Last August some 2,500 workers went on strike at the Escondida copper mine, the the world’s biggest copper mine, operated by BHP Billiton from Australia, the third such major strike at the mine in the last decade. Previous stoppages occurred in 2006 and 2011, with the first one lasting a whole month.
State-owned Corporacion Nacional del Cobre (better known as Codelco) the world’s largest copper producer, has also been hit by multiple strikes in the last few years. All of the companies operations were shut down by a July 2011 strike in protest against privatization plans followed by another strike last April to protest low health and pension benefits. Workers at the Salvador mine, one of the smaller Codelco operations, also downed tools last September.
The copper industry in Chile have also been affected by other labor protests. Port workers went on strike in July 2011 and again April in 2013 and January 2014, shutting down key ore export ports like Antofagasta and Iquique forcing mining companies to postpone shipments for several days.
Related mineral producers have also been affected. Earlier this month workers at the Maricunga gold mine in Chile went on strike after failing to reach a new collective agreement with Kinross, the Canadian company that operates the mine.
While unions have managed to negotiate settlements at many of the previous strikes, anger among the contract workers boiled over at the Los Bronces site high in the Andes in central Chile on Monday. “There have been fires, looting, vehicle thefts and disturbances,” the company claimed in a statement.

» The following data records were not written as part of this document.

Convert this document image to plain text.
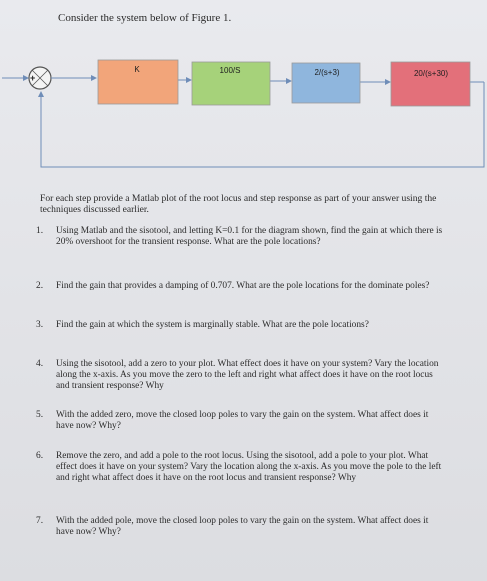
Consider the system below of Figure 1.
+
K	100/S	2/(s+3)	20/(s+30)
For each step provide a Matlab plot of the root locus and step response as part of your answer using the techniques discussed earlier.
1. Using Matlab and the sisotool, and letting K=0.1 for the diagram shown, find the gain at which there is 20% overshoot for the transient response. What are the pole locations?
2. Find the gain that provides a damping of 0.707. What are the pole locations for the dominate poles?
3. Find the gain at which the system is marginally stable. What are the pole locations?
4. Using the sisotool, add a zero to your plot. What effect does it have on your system? Vary the location along the x-axis. As you move the zero to the left and right what affect does it have on the root locus and transient response? Why
5. With the added zero, move the closed loop poles to vary the gain on the system. What affect does it have now? Why?
6. Remove the zero, and add a pole to the root locus. Using the sisotool, add a pole to your plot. What effect does it have on your system? Vary the location along the x-axis. As you move the pole to the left and right what affect does it have on the root locus and transient response? Why
7. With the added pole, move the closed loop poles to vary the gain on the system. What affect does it have now? Why?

“The violence is very concerning,” Juan Carlos Guajardo, the head of mining think tank CESCO told Reuters news agency. “It’s generating more and more complications in Chilean mining … I think we could see more cases like these.”
But union organizers say that the fault lies with the industry. “We must also look at the brutal violence in over-exploiting workers,” Manuel Ahumada, president of the CTC umbrella union, told the wire service. “Violence is also generated with fear, over-exploitation and precarious situations.”